“Saya menulis karena ‘ada cerita’, tidak ingin ada beban untuk membangun revolusi atau membuat dunia berubah. Bahwa kemudian nantinya ada persoalan human rights atau lainnya, itu akan inheren dengan sendirinya,” tutur Leila. Ya, baginya menulis adalah menceritakan gagasan. Ia yakin bahwa ada sesuatu di belakang tulisannya yang kelak akan terasa dengan sendirinya.
Leila juga tak pernah merasa bahwa isu komunisme yang ia angkat di dalam novelnya itu begitu sensitif. Ia hanya menceritakan apa yang ia saksikan ketika berada di Eropa, yakni ketika bertemu para tahanan politik yang terjebak dan tak bisa pulang di negeri orang. “Suatu saat saya harus menulis tentang mereka,” kalimat itulah yang sepintas ada di benaknya.

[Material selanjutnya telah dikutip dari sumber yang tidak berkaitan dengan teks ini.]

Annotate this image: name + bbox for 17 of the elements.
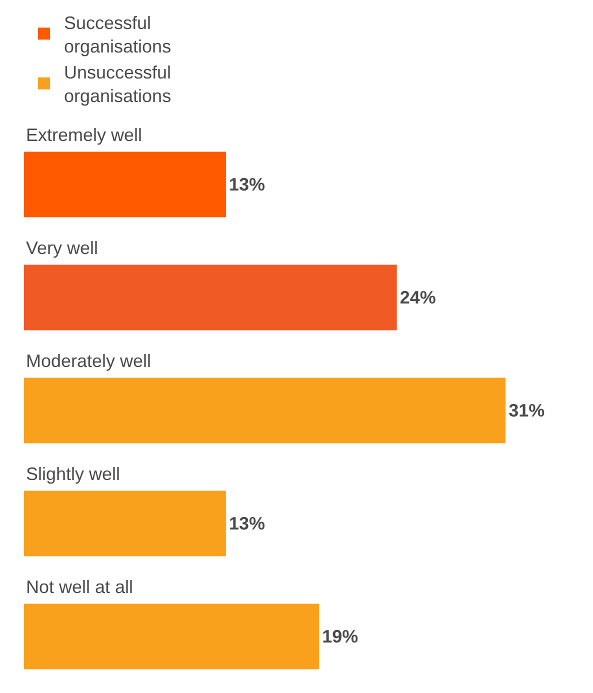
legend-label: Successful organisations bbox=[64, 12, 172, 56]
bar bbox=[24, 604, 320, 670]
bar bbox=[24, 490, 226, 556]
y-tick-label: Moderately well bbox=[26, 351, 152, 371]
legend-label: Unsuccessful organisations bbox=[64, 62, 172, 106]
data-label: 19% bbox=[322, 626, 358, 646]
y-tick-label: Extremely well bbox=[26, 125, 142, 145]
data-label: 13% bbox=[228, 174, 265, 194]
data-label: 13% bbox=[228, 514, 265, 534]
bar bbox=[24, 264, 397, 330]
data-label: 31% bbox=[508, 400, 545, 420]
y-tick-label: Slightly well bbox=[26, 464, 120, 484]
bar bbox=[24, 152, 226, 218]
bar bbox=[24, 378, 506, 444]
y-tick-label: Not well at all bbox=[26, 577, 134, 597]
y-tick-label: Very well bbox=[26, 238, 98, 258]
data-label: 24% bbox=[400, 288, 436, 308]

Seperti sastrawan lainnya, Leila juga memiliki begitu banyak orang yang menjadi inspiratornya. Ibu dari satu anak ini mengaku bahwa ia sudah membaca karya Charles Dickens saat usianya masih sangat dini. Orang yang menginspirasi lainnya juga datang dari Orhan Pamuk, Alice Munro dan masih banyak lagi.